Below, we show the swapper passes all applied to the same circuit, to transform it to match a linear chain topology. You can see differences in performance, where the StochasticSwap is clearly the best. However this can vary depending on the input circuit.
from qiskit.transpiler import CouplingMap, Layout
from qiskit.transpiler.passes import BasicSwap, LookaheadSwap, StochasticSwap
coupling = [[0, 1], [1, 2], [2, 3], [3, 4], [4, 5], [5, 6]]
qr = QuantumRegister(7, 'q')
circuit = QuantumCircuit(qr)
circuit.h(qr[3])
circuit.cx(qr[0], qr[6])
circuit.cx(qr[6], qr[0])
circuit.cx(qr[0], qr[1])
circuit.cx(qr[3], qr[1])
circuit.cx(qr[3], qr[0])
coupling_map = CouplingMap(couplinglist=coupling)

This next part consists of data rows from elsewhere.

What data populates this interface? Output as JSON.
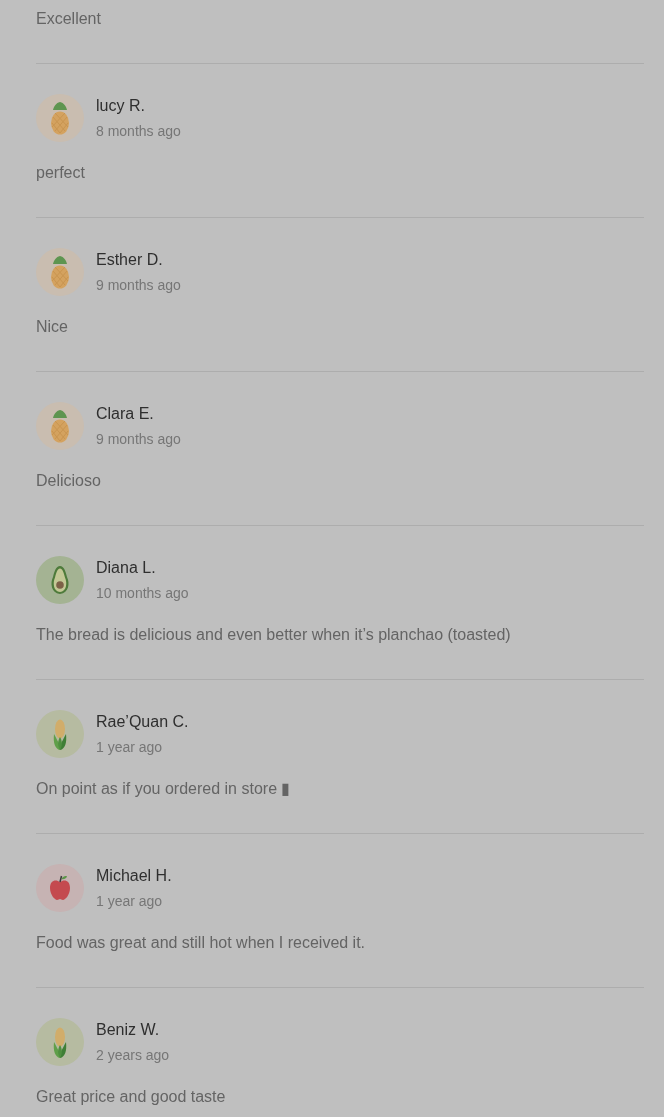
{
  "reviews": [
    {
      "text": "Excellent"
    },
    {
      "name": "lucy R.",
      "time": "8 months ago",
      "avatar": {
        "kind": "pineapple"
      },
      "text": "perfect"
    },
    {
      "name": "Esther D.",
      "time": "9 months ago",
      "avatar": {
        "kind": "pineapple"
      },
      "text": "Nice"
    },
    {
      "name": "Clara E.",
      "time": "9 months ago",
      "avatar": {
        "kind": "pineapple"
      },
      "text": "Delicioso"
    },
    {
      "name": "Diana L.",
      "time": "10 months ago",
      "avatar": {
        "kind": "avocado"
      },
      "text": "The bread is delicious and even better when it’s planchao (toasted)"
    },
    {
      "name": "Rae’Quan C.",
      "time": "1 year ago",
      "avatar": {
        "kind": "corn"
      },
      "text": "On point as if you ordered in store ▮"
    },
    {
      "name": "Michael H.",
      "time": "1 year ago",
      "avatar": {
        "kind": "apple"
      },
      "text": "Food was great and still hot when I received it."
    },
    {
      "name": "Beniz W.",
      "time": "2 years ago",
      "avatar": {
        "kind": "corn"
      },
      "text": "Great price and good taste"
    }
  ]
}
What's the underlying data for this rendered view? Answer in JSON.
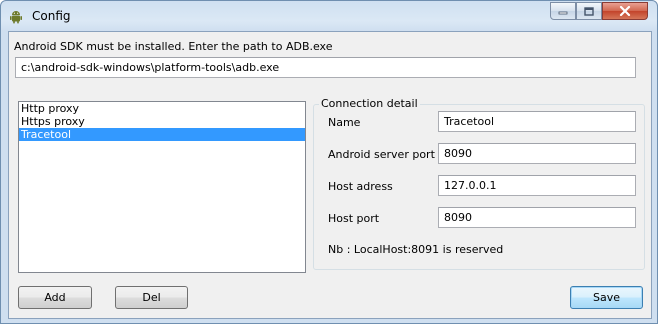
{
  "window": {
    "title": "Config",
    "controls": {
      "minimize": "minimize",
      "maximize": "maximize",
      "close": "close"
    }
  },
  "adb": {
    "instruction": "Android SDK must be installed. Enter the path to ADB.exe",
    "path_value": "c:\\android-sdk-windows\\platform-tools\\adb.exe"
  },
  "proxy_list": {
    "items": [
      "Http proxy",
      "Https proxy",
      "Tracetool"
    ],
    "selected": "Tracetool"
  },
  "connection_detail": {
    "group_title": "Connection detail",
    "name_label": "Name",
    "name_value": "Tracetool",
    "server_port_label": "Android server port",
    "server_port_value": "8090",
    "host_address_label": "Host adress",
    "host_address_value": "127.0.0.1",
    "host_port_label": "Host port",
    "host_port_value": "8090",
    "note": "Nb : LocalHost:8091 is reserved"
  },
  "buttons": {
    "add": "Add",
    "del": "Del",
    "save": "Save"
  },
  "colors": {
    "selection": "#3399ff",
    "client_bg": "#f0f0f0",
    "close_button": "#c3442b"
  },
  "icons": {
    "app": "android-robot-icon"
  }
}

layout = Layout({qr[i]: i for i in range(coupling_map.size())})
bs = BasicSwap(coupling_map=coupling_map, initial_layout=layout)
pass_manager = PassManager(bs)
basic_circ = pass_manager.run(circuit)
ls = LookaheadSwap(coupling_map=coupling_map, initial_layout=layout)
pass_manager = PassManager(ls)
lookahead_circ = pass_manager.run(circuit)
ss = StochasticSwap(coupling_map=coupling_map, initial_layout=layout)
pass_manager = PassManager(ss)
stochastic_circ = pass_manager.run(circuit)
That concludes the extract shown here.